После похода, как обычно, начали плановопредупредительный ремонт котлов. Остановили первый котел и, не дожидаясь, пока он остынет окончательно, стали проверять коллектор. Выяснилось, что надо запаять четыре трубки, сменить водомерное стекло, обновить кладку пода. Не оказалось запасных водомерных стекол, и Заикин предложил:
— Надо одолжить на «Самсоне», они прошлый раз двенадцать штук выписали. А то, пока выпишешь да получишь в порту, пройдет не меньше недели.

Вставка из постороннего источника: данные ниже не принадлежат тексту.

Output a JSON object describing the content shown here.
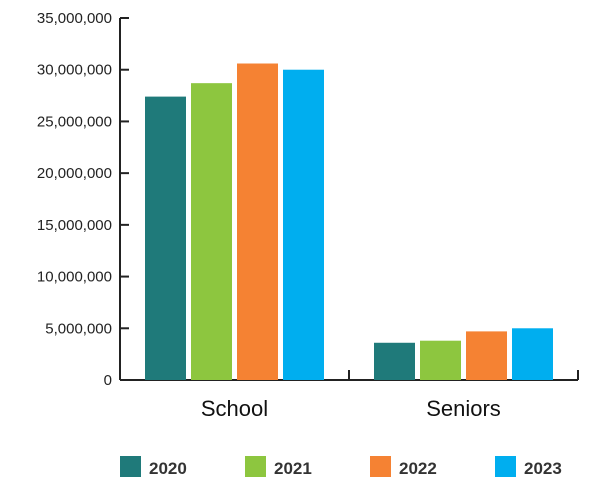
{
  "chart_data": {
    "type": "bar",
    "title": "",
    "xlabel": "",
    "ylabel": "",
    "categories": [
      "School",
      "Seniors"
    ],
    "ylim": [
      0,
      35000000
    ],
    "yticks": [
      0,
      5000000,
      10000000,
      15000000,
      20000000,
      25000000,
      30000000,
      35000000
    ],
    "ytick_labels": [
      "0",
      "5,000,000",
      "10,000,000",
      "15,000,000",
      "20,000,000",
      "25,000,000",
      "30,000,000",
      "35,000,000"
    ],
    "series": [
      {
        "name": "2020",
        "color": "#1f7a7a",
        "values": [
          27400000,
          3600000
        ]
      },
      {
        "name": "2021",
        "color": "#8dc63f",
        "values": [
          28700000,
          3800000
        ]
      },
      {
        "name": "2022",
        "color": "#f58233",
        "values": [
          30600000,
          4700000
        ]
      },
      {
        "name": "2023",
        "color": "#00aeef",
        "values": [
          30000000,
          5000000
        ]
      }
    ],
    "legend_position": "bottom",
    "grid": false
  }
}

Барон Осинский торопил механика с ремонтом, надо было спешить, а отношения с механиком «Самсона» были далеко не самыми лучшими.
— На «Самсоне» зимой снегу не выпросишь.
— Дозвольте, я попробую? — предложил Заикин. — У меня там землячок машинистом служит.
— Что же, попробуйте, — согласился механик.
К обеду Заикин принес два водомерных стекла. В тот же день на «Самсоне» порвалась тяга трюмного насоса, и трюмному машинисту Гулькину пришлось идти на завод сваривать ее. Была составлена соответствующая заявка, гарантирована оплата, в бухгалтерии завода выписали наряд, и никого не удивило, что корабельный машинист сам вызвался помогать при ремонте, — шла война, и корабль надо было держать в полной боевой готовности.